Такова, к примеру, преамбула не переиздававшегося со времени первой публикации лесковского рассказа «Уха без рыбы»: «Новый 1886 год начался для меня в приятном обществе довольно приятными отзывами о вышедшем на днях томике моих святочных рассказов. Книжечку похвалили в печати и о ней же с удовольствием говорили в том хлебосольном доме, куда я был позван выпить новогодний бокал шампанского». 
Примерно та же вводная сцена представлена в святочных рассказах «На краю света», «Белый орёл», «Под Рождество обидели», «Христос в гостях у мужика», «Обман», в очерке «Пресыщение знатностью» и других произведениях. Почти во всех святочных и «рассказах кстати» подобный зачин определяет ситуацию разговора, полемики, спора, который разрешается на конкретном примере, становящемся основным сюжетом и своеобразным «нравственным уроком» произведения.

Ситуация тесного общения (иногда вынужденного, невольного, «тесного» в прямом смысле) представлена в рассказах «Путешествие с нигилистом» (первоначальное заглавие – «Рождественская ночь в вагоне»), «Отборное зерно», «Запечатленный Ангел»
Именно «Запечатленный Ангел», который «нравился и царю, и пономарю», положил начало специфически рождественской прозе Лескова. Своё творение автор снабдил подзаголовком «рождественский рассказ», хотя по объёму это скорее повесть: «Дело было о Святках, накануне Васильева вечера… Жесточайшая поземная пурга <…> загнала множество людей в одинокий постоялый двор, стоящий бобылём среди гладкой и необозримой степи. Тут очутились в одной куче дворяне, купцы и крестьяне, русские и мордва, и чуваши». 
Так, с одной стороны, достигается эффект «уюта запертой рождественской комнатки», воспетого ещё Диккенсом, а с другой – что неизмеримо важнее – Лесков получает уникальную возможность собрать воедино как бы всю Русь, все сословия и нации, соединить людей в не формально-казённом, а в человеческом общении: «Соблюдать чины и ранги на таком ночлеге было невозможно».
Это соответствует и демократической идее равенства, заложенной в Рождестве, в котором как бы сравнялись, сделались соизмеримыми Небесное и земное, Божественное и человеческое. Согласно этой идее, нет ничего парадоксального в том, что «Царь Небесный», «Спаситель мира» рождается в обстановке самой непритязательной – в хлеве, окружённый домашними животными, которые своим дыханием согревают Божественного Младенца в холодную ночь. Эту гармонию вселенского, космического и земного, обыденного поэтически передал Борис Пастернак в стихотворении «Рождественская звезда»:

Он спал, весь сияющий, в яслях из дуба,
Как месяца луч в углубленьи дупла,
Ему заменяли овчинную шубу
Ослиные губы и ноздри вола. 

Божественный Младенец, путеводная звезда, которая сопутствует идущим поклониться Христу волхвам, их дары – все эти рождественские символы были усвоены святочной литературой. История возникновения и развития жанра вписывается во всемирный литературный контекст, и мы можем представить рассказы Лескова на широком фоне святочной прозы.
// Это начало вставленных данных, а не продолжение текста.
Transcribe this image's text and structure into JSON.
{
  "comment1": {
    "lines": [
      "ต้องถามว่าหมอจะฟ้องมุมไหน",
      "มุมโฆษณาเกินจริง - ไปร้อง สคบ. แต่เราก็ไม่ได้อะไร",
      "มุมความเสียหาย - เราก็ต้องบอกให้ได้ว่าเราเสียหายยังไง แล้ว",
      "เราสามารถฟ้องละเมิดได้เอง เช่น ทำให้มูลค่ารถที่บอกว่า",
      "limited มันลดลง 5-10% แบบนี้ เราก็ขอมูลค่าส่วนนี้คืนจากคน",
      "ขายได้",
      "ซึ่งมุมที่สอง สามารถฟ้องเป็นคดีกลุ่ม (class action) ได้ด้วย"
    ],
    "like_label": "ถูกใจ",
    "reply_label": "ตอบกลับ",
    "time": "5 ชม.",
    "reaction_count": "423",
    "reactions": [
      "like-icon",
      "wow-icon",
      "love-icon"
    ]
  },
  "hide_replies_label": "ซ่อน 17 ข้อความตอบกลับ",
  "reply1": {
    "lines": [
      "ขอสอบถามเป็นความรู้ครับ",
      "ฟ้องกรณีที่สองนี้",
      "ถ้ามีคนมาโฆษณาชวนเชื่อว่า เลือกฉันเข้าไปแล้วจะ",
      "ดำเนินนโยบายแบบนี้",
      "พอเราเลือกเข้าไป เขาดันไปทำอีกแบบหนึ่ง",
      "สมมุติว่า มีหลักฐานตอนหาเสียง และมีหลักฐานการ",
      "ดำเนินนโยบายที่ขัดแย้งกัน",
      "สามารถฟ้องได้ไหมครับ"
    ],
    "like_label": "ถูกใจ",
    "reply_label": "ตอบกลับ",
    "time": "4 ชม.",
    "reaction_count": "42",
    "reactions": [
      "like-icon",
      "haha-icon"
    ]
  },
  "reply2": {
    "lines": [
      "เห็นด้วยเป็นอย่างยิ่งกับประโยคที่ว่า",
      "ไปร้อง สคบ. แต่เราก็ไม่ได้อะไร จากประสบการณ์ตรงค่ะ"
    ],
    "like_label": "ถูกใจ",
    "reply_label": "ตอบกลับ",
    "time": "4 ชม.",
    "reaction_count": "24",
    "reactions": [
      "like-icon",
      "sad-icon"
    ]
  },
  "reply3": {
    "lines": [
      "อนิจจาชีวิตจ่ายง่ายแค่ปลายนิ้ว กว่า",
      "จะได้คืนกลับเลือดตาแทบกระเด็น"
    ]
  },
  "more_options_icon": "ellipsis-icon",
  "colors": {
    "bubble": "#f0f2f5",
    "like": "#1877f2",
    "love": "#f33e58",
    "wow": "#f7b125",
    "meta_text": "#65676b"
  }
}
Классические образцы жанра – например, «Щелкунчик и мышиный король» Э.-Т. Гофмана, «Девочка со спичками» Х.-К. Андерсена. В основе рассказа О. Генри «Дары волхвов» – рождественская идея взаимного бескорыстного дарения. Трогательная интонация рассказа о том, как втайне друг от друга муж продал часы, чтобы подарить гребни для роскошных волос жене, а она отрезала и продала волосы, чтобы купить цепочку для его часов, очень характерна для рождественского повествования.
В святочном рассказе «Привидение в Инженерном замке» Лесков ведёт с героями и читателями своеобразную игру. Название отсылает к традиции рождественского повествования в западной литературе с непременным включением в действие потусторонних сил, духов и т.п. Есть также отсылка к Г. Гейне – к описанному им в «Книге Легран» «заброшенному замку, где живут духи и где по ночам бродит дама». Однако все эти «готические ужасы» – только игровой приём, за которым скрывается оригинальный, нетрадиционный сюжетный ход. 
Необычность его в том, что «Привидение в Инженерном замке» – «рассказ с привидениями без привидений», но читатель не догадывается об этом до последней страницы. Канадский литературовед Кеннет Лантц не без основания назвал «Привидение в Инженерном замке» одним из лучших рождественских рассказов мировой литературы, даже образцом жанра.
Лесков умело мистифицирует читателя, рассказывая о «таинственных явлениях, приписываемых духам и привидениям» Павловского дворца, и в то же время скрываясь за неопределённо-личным «говорили»: «Говорили что-то такое страшное и вдобавок ещё сбывающееся». Таким образом, автор предоставляет читателям полную свободу: доверять или сомневаться.
Тот самый «серый человек», о котором рассказывает священник мальчикам, радующимся кончине нелюбимого начальника, – не что иное, как совесть (выделено Лесковым. – А. Н.-С.). Пусть генерал Ламновский «держал себя с детьми сурово и безучастливо; мало вникал в их нужды; не заботился об их содержании, а главное – был докучлив, придирчив и мелочно суров», – смысл рассказа в том, чтобы простить и хотя бы у гроба «не выкидывать» кощунственных «номеров». Слова священника-«бати» звучат предупреждением о необходимости разорвать порочный круг злорадства и встречного насилия: «Этот серый человек – совесть: советую вам не тревожить его дрянной радостью о чужой смерти. Всякого человека кто-нибудь любит, кто-нибудь жалеет – смотрите, чтобы серый человек им <привидением – А. Н.-С.> не скинулся и не дал бы вам тяжёлого урока».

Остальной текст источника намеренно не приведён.